Five year funding for international open-access databases for bacterial diversity

The Wellcome Trust has awarded the University of Oxford funding of £1.2 million over the next five years for PubMLST, an international web-based resource that has been operational in Oxford since 1998. 

PubMLST is an open-source repository of information on the diversity of microbes and is widely used for investigating disease epidemics, antimicrobial resistance, and the basic biology of microbes, with an especial emphasis on those causing human disease.

Professor Martin Maiden and Dr Keith Jolley in the Department of Zoology and Professor Angela Brueggemann at the Nuffield Department of Population Health lead the project, which will ensure the maintenance and development of the PubMLST microbial molecular typing website and its associated databases. This will further the dissemination and exploitation of bacterial genome diversity data for public health benefit, with an especial emphasis on accessibility and enhancing data re-use.

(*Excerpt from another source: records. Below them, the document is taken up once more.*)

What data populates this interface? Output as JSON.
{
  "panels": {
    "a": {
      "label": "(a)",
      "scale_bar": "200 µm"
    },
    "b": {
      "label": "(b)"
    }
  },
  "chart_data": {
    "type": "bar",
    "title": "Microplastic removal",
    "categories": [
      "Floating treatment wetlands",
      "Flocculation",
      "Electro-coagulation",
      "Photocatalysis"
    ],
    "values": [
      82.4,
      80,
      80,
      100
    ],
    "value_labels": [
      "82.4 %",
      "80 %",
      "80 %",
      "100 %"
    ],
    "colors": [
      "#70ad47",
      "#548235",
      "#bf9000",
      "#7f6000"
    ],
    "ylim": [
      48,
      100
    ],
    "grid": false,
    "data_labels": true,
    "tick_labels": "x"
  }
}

PubMLST provides a major international resource for the storage, analysis, and dissemination of assembled microbial whole genome sequence data and hosts over 100 databases that provide sequence typing nomenclature and link curated genetic, provenance, phenotype, and population data. The PubMLST resource uses the open-source software platform BIGSdb, specifically developed for this purpose, and ongoing development will facilitate complex data querying and comparative analyses through a web interface with data also retrievable automatically via a programming interface.

Over the next five years, the platform will be developed to make curation easier and improve third party data access. Visual analytic front-end tools, including interactive dashboards and storyboards, will be introduced to facilitate outreach to a wide audience, providing effective and intuitive means to investigate correlation, trends and patterns in submitted data, enabling users of all types and knowledge levels to interact with and explore the data.